On our first morning, we meet our mounts: I say hello to Cherokee, a dark brown quarter horse mare, while Jack strokes the blond mane of Mack, a gentle, enormous, 16-hand high Belgian quarter horse. I’m surprised how well matched my fair-haired, reserved, six-foot-one son is to Mack. We’re taught how to brush their coats and clean their hooves. We’re told how Cherokee and Mack will pick up on our feelings and confidence (or lack of it), so I try to quell my nervousness as I keep my left arm on Cherokee’s back and hug her hind end with my torso as I swing round and brush her other side. It works! And I smile as I listen to Jack murmuring sweet nothings to Mack. The wranglers help secure the saddles and we set off on our first trail ride.

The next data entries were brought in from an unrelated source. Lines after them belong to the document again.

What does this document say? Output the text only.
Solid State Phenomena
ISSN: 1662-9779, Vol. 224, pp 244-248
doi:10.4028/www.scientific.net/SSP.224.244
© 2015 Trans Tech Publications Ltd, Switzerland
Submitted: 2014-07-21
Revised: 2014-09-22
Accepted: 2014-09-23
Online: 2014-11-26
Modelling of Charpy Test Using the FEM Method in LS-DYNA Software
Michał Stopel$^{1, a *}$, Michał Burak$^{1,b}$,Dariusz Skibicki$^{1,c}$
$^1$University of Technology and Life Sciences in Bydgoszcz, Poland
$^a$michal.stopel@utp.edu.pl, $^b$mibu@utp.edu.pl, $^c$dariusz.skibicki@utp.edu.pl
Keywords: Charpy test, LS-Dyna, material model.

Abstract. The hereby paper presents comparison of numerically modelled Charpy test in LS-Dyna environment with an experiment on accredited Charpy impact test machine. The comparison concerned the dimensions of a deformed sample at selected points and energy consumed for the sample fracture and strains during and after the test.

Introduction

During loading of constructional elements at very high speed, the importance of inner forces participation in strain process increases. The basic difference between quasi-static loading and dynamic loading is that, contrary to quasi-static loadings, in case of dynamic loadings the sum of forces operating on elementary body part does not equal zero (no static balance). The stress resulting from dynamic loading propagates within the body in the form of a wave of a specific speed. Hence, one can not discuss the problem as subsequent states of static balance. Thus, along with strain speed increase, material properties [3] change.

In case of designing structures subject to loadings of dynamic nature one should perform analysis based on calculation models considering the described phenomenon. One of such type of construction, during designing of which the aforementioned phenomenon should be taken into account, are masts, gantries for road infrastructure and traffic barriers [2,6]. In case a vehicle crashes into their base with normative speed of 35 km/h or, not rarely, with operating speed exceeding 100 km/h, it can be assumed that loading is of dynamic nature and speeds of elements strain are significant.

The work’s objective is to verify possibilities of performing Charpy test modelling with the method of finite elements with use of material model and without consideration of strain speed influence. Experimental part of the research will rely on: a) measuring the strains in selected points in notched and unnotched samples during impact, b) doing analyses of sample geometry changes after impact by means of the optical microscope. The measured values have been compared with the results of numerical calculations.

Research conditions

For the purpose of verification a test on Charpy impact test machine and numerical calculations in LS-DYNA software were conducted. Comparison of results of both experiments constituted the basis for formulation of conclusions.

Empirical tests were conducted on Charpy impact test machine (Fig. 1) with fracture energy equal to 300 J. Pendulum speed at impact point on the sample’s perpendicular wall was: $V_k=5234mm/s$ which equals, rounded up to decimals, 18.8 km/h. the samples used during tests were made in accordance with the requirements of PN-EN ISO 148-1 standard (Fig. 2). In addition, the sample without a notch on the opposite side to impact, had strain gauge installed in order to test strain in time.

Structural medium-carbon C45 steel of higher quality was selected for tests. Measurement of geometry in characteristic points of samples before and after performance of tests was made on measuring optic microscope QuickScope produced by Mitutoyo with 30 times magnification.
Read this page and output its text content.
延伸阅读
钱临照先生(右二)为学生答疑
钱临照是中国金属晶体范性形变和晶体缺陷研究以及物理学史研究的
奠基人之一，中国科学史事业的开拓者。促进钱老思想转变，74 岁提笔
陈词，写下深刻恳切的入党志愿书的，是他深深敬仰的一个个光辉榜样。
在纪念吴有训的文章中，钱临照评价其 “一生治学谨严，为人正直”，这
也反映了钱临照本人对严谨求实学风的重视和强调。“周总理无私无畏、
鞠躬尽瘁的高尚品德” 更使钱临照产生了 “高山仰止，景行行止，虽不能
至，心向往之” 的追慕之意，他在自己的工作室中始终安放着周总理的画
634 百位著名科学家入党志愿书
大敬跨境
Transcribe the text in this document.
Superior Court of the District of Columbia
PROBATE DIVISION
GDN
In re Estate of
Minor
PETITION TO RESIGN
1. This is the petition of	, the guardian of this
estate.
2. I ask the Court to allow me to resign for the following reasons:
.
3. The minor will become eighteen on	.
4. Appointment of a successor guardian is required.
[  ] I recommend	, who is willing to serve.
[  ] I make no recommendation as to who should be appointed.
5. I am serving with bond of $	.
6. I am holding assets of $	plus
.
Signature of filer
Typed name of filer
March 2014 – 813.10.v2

Siwash ranch is 3,600 feet above sea level at the foot of the Cariboo Mountains. It’s surrounded by too many lakes to count, rolling hills and acres of forest recovering from fire. In 2017, much of the old-growth fir burned, leaving sky-high trunks entombed in carcasses of blackened bark. It’s shocking to see the destruction – and yet, also thrilling to see the forest come back to life. The dead trees stand in striking contrast to sapphire skies and emerald-green grasses. As we plod through the landscape, we pass aspens trembling skyward, purple fireweed brushes our stirrups, and wild pale pink roses bloom furiously.
Over hill and dale we go, learning how to guide our horses through muddy bogs and unexpected streams. It’s a lot to think about, but I notice how my son’s shoulders are less tense and both our moods have lightened.
That night we sleep at Siwash’s “star camp” – four glamping tents on a ridge about a five-minute walk from the lodge. We eagerly jump in the cedar-plank hot tub to watch the sun set slowly behind distant hills. Once darkness falls it feels as if we’re under a tent of starlight – those burned out trees allowing for 360-degree views of the twinkling night sky.
The next morning I join Jack and our guide, Jake, for a little fly fishing. Jake’s enthusiasm is infectious – I even catch a five-pound rainbow trout – but I’m also happy to sit in the boat and enjoy the symphony of wildlife: Sore birds cackle and caw; a duck’s wings thup-thup-thup as it skitters across the lake; fish plop for flies and I spot the steady silent ripple of an otter’s wake. Nature is healing itself as it returns from the fire just as we are clawing our way back to life from the dark days of the past. Perhaps it’s an oversimplified metaphor, but it touches me just the same.
If you go
Siwash Lake Wilderness Resort is a 2.5-hour drive north of Kamloops. It hosts between 12 and 16 guests and is a member of the Magnificent 7 Luxury Wilderness Lodges and the Condé Nast Johansens guide. Activities, fine dining and alcoholic and non-alcoholic drinks are included. siwashlake.com
Gulf Island Seaplanes flies from Vancouver airport’s south terminal and the downtown harbour docks. Extend your holiday with stays at the glam, in-terminal Fairmont Vancouver airport and its recently renovated sister property, Fairmont Vancouver Hotel, a short walk from the downtown docks. For travellers returning from fishing trips: The Fairmont Airport hotel has a fish valet with a dedicated freezer.
The writer was a guest of Cariboo Chilcotin Coast Tourism Association. It did not review or approve the story before publication.